The average person has just shy of five pounds of bacteria in their bodies. Much of that is centralized in the gut. The gut microbiota (the bacteria, fungi, and viruses in the gut) control the obvious processes like digestion and the not-so-obvious functions like mood and weight gain.
The gut microbiome (bacteria, fungi, and viruses plus any genes in the gut that are affected by factors like health, age, sex, lifestyle, diet, medications, environment, etc.) can experience imbalances. These imbalances lead to inflammation (an underlying factor of chronic disease) and the inability to lose weight.
Metabolism: The Root of Gut Health
Many people trying to lose weight – especially that last bit of stubborn fat that seems impossible to lose – have experienced the “yo-yo dieting” phenomenon.
While studies are ongoing, early research indicates that popular restrictive diets can exacerbate imbalances in the microbiome. So, while the diet might work for a bit, it won’t give a lasting solution because it’s not fixing the underlying issue: A broken metabolism.
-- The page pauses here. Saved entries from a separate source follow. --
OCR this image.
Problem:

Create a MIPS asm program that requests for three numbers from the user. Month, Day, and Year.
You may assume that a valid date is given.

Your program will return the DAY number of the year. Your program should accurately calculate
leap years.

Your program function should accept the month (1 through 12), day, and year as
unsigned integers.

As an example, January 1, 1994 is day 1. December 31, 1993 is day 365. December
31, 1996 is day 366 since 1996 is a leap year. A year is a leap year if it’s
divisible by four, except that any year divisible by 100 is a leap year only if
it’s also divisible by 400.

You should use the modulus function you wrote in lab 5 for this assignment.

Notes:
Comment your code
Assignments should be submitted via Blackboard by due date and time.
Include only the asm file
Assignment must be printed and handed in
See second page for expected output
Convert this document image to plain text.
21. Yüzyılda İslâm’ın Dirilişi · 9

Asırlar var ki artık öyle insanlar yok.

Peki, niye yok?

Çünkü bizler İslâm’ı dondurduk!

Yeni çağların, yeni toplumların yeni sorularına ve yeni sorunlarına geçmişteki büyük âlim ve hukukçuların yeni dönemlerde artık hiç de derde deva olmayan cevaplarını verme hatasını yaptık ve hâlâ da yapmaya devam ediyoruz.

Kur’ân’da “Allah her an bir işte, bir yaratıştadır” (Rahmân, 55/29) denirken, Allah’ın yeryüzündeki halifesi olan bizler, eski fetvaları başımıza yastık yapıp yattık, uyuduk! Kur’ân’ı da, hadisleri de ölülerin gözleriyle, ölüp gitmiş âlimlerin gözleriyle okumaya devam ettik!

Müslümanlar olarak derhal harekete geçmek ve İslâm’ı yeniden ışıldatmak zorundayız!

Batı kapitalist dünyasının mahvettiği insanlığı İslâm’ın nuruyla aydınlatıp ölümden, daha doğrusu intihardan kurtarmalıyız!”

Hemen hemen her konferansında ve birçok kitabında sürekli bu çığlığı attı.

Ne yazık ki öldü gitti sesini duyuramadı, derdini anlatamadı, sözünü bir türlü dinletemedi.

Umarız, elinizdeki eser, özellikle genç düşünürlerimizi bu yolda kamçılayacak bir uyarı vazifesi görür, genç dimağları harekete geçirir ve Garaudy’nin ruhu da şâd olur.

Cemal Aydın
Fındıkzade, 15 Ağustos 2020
The gut produces energy that gets delivered to the rest of the body. If there are imbalances in the gut bacteria, the gut will become unhealthy, which will mean that it can’t provide sufficient energy to the rest of the body. As a result, the body goes into “preservation mode.” In this state, the body will refuse to lose weight, thinking it needs extra energy stores.
An imbalanced gut can also lead to an imbalance of hormones, particularly insulin (the “belly fat” culprit), estrogen, and thyroid hormones.
Improved Gut Health Helps to Promote “Good” Bacteria
Improving gut health (taking the body out of preservation mode and rebalancing hormones) means removing stressors to the gut and feeding the “good” bacteria as opposed to the “bad” bacteria.
Gut stressors include artificial flavoring, preservatives in packaged foods, and any foods that cause sensitivities in the body. These sensitivities are different for different people, but a good rule of thumb is to be wary of foods that consistently cause gas, bloating, belching, or allergy-like reactions.
After you remove stressors, it’s important to focus on feeding the “good” bacteria in the gut. These bacteria love healthy foods that are full of vitamins and fiber.
Fiber is a “prebiotic,” which means that the gut feeds off it instead of the mucous lining, an action that helps inflammation. In contrast, people wanting to lose weight need to limit the overgrowth of “bad” bacteria and yeast, which feed on sugar.
It’s important to note that the idea of gut health is a much more holistic picture of the body than simply eating more vegetables to lose weight. If you feel like you’re doing “all the right things” to lose weight and still struggle with stubborn fat, it might be time to talk to a doctor about the other components of your gut health that could be preventing weight loss.